He is out in this ball everyday and every morning i check on him,he has put all of his bedding (toilet paper) into it to sleep inside,but still exercises in it with everything spinning around inside


----------



## MissTyc (27 May 2013)

If that is a toilet roll tube between the two boxes I'd highly recommend replacing it with something more robust as he will be out before you can blink. It's a good design idea in absence of a cage - perhaps consider getting hold of a bigger box and continuing the project?


----------



## DreamingIsBelieving (27 May 2013)

How sweet, glad to hear he's getting on alright with his one tooth. He seems like he loves his new cage!

A word of warning, if you're connecting the cages with a toilet role middle you may find he will most probably chew through it (I give my hamsters toilet roll middles inside their cage purely because they love chewing those things!) so best replacing with a plastic one. You know, the purpose made ones that sometimes come with shop bought cages - you can buy them separately though and connect with duct tape like you have done with the toilet roll middle. Better safe than sorry. Hamsters are great escape artists!


----------



## Mrs. Jingle (27 May 2013)

Or perhaps just a bit of white plastic plumbers pipe in the appropriate size to link the cages?

I bet he is considerably happier in his new home with you.


----------



## mariebx19 (27 May 2013)

MissTyc said:



			If that is a toilet roll tube between the two boxes I'd highly recommend replacing it with something more robust as he will be out before you can blink. It's a good design idea in absence of a cage - perhaps consider getting hold of a bigger box and continuing the project?
		
Click to expand...

yeah it is toilet roll tube,it is only being used until the plastic tunnel that i have ordered comes through but it is the really thick ones you get and tbh he can barely eat his food or chew the thin ones so doubt he will ssucceed with biting through it,anyway he hasnt bitten it once.id say the space he has now is more than good enough,certainly better than the one he was in when i got him,but i am planning on putting a tub on top of each one he has now and putting ladders coming from the top ones to the bottom.


----------



## mariebx19 (27 May 2013)

MrsJingle said:



			Or perhaps just a bit of white plastic plumbers pipe in the appropriate size to link the cages?
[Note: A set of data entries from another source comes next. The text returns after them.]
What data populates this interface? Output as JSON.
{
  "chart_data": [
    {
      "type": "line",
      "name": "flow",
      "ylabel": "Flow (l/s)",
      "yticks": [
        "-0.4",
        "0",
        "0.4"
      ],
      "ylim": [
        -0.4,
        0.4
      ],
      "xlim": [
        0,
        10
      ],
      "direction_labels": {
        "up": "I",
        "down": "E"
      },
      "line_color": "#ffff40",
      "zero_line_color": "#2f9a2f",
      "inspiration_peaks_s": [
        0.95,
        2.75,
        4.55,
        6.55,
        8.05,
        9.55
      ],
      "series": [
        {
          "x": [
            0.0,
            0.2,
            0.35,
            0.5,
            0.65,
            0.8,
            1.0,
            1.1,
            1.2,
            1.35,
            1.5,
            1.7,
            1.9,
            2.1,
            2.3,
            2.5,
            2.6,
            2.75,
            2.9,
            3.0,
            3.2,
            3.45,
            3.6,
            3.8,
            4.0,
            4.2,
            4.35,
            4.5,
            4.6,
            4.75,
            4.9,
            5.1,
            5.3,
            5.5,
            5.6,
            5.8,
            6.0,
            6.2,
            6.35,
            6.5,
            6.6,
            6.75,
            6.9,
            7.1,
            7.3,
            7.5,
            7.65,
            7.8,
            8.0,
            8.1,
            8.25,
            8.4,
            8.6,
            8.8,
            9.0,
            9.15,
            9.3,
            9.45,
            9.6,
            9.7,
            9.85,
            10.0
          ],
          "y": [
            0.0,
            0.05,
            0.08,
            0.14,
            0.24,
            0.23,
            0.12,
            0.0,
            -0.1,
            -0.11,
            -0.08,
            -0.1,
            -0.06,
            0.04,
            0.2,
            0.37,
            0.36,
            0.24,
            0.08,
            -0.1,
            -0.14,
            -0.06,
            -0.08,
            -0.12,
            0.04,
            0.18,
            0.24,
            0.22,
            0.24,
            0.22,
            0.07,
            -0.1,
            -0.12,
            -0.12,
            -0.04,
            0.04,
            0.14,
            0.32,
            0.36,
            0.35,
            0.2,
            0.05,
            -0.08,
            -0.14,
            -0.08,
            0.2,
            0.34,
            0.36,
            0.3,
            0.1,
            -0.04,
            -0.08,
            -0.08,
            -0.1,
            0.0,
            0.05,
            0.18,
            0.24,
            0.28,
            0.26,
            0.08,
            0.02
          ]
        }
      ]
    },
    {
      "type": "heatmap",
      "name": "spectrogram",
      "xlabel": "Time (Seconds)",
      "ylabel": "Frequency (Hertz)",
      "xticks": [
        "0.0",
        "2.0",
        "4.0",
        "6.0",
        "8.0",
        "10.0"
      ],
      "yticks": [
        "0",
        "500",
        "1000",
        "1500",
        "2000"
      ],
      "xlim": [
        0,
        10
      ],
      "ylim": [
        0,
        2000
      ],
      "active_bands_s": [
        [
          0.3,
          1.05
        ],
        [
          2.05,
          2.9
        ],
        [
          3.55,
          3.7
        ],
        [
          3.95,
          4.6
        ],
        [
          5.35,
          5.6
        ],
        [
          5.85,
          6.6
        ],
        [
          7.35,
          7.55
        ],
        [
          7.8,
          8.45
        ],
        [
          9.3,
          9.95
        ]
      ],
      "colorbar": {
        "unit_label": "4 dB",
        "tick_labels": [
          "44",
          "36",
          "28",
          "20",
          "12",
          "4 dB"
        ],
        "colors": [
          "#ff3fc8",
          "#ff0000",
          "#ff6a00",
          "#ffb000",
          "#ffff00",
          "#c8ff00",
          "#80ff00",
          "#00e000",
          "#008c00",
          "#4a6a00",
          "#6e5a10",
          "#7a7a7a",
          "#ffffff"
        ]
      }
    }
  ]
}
I bet he is considerably happier in his new home with you.

Click to expand...

yeah thanks he is really happy


----------



## GinaB (27 May 2013)

Plastic tubs done like that are much better than the crap cages in pet shops. Good to hear he's doing well.


----------



## mariebx19 (27 May 2013)

thank you.i was going to buy him this at first but i just think the tubs have much more floor space and you can keep adding to it








plus i bought this toy for my cats but they dont really play with toys,the hamster went through it so i have put it in one of the tubs,i couldnt have put it in a cage.


----------



## cloppy (28 May 2013)

He's one spoilt hammy, glad he's got a happy ending.


----------



## mariebx19 (1 June 2013)

thank you


----------